Russia's Nuclear Battlecruiser Admiral Nakhimov Enters Final Sea Trials After 27 Years
Rebuilt over a quarter-century at a cost approaching $2.7 billion, the Kirov-class giant is bristling with 176 vertical launch cells for Kalibr, Oniks and Zircon missiles as it nears a return to the Russian fleet.
Russia's nuclear-powered battlecruiser Admiral Nakhimov has entered the final phase of its sea trials, marking a milestone in one of the longest and most expensive warship overhauls in modern naval history. The vessel departed the Sevmash shipyard in late May, and Russian officials confirmed in early June that the giant cruiser was undergoing its concluding round of testing before a planned return to service.
The Nakhimov is a Kirov-class battlecruiser, a class of heavily armed surface combatants built in the final years of the Soviet Union. Commissioned as Kalinin on Dec. 30, 1988, the ship effectively vanished from operational service after entering refit preparations in 1997 and arriving at Sevmash in 1999. By the time it formally rejoins the fleet, nearly 27 years will have elapsed between its arrival at the shipyard and its reactivation — a timeline that has made the project a symbol of both Russia's naval ambitions and its persistent shipbuilding delays.

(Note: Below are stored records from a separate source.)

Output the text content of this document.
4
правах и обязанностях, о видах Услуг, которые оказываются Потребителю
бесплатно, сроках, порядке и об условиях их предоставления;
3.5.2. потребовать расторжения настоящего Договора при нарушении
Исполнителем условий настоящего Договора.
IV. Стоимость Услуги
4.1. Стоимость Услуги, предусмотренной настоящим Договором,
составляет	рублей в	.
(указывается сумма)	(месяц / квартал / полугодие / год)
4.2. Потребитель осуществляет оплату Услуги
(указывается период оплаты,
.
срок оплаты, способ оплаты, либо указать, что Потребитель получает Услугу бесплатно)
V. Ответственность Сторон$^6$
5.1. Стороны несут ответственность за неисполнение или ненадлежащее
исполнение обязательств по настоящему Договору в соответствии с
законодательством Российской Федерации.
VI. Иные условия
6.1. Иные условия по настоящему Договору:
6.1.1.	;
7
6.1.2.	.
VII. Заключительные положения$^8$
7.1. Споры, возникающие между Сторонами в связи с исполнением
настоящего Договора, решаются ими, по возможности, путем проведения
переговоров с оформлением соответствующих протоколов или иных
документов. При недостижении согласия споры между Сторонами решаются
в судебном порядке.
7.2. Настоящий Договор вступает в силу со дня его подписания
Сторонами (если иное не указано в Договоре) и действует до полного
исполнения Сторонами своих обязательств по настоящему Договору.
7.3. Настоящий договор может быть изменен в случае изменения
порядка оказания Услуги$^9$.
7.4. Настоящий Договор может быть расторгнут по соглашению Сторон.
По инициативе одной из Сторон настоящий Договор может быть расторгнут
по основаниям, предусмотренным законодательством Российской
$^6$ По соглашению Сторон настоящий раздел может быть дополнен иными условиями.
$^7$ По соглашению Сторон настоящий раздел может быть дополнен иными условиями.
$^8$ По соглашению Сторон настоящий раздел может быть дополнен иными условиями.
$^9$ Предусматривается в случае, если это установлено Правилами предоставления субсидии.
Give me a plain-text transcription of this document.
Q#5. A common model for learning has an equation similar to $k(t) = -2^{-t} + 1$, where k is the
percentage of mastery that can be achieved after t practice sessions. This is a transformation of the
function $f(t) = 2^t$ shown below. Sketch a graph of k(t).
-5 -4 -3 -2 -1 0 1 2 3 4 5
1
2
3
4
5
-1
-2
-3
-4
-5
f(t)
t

The modernization stripped out the ship's Cold War-era weapons and replaced them with a modern strike and air-defense suite. Reports describe a vessel now fitted with as many as 176 vertical launch cells capable of firing Kalibr cruise missiles, Oniks anti-ship missiles and hypersonic Zircon missiles, along with an upgraded air-defense network and new combat-management systems. The nuclear-and-steam propulsion plant generates roughly 140,000 horsepower, giving the cruiser a top speed of about 32 knots.
The price tag ballooned over the life of the program. A modernization contract signed in 2013 was reportedly valued at around 50 billion rubles, roughly $667 million, with the ship initially expected back in service by 2018. Instead, costs eventually swelled toward 200 billion rubles — on the order of $2.7 billion — as the schedule slipped year after year.
Defense analysts are divided on what the refreshed Nakhimov actually buys Moscow. Its heavy missile load makes it a formidable platform on paper, and Russian commentators have framed its return as a way to challenge the U.S. Navy, including in the Arctic. Skeptics counter that a single, hugely expensive surface ship — however well armed — may already be a vulnerable and somewhat dated centerpiece in an era of long-range precision strike, drones and submarine warfare. Either way, its return will give the Russian Navy one of the most heavily armed surface warships afloat.
Originally reported by Army Recognition.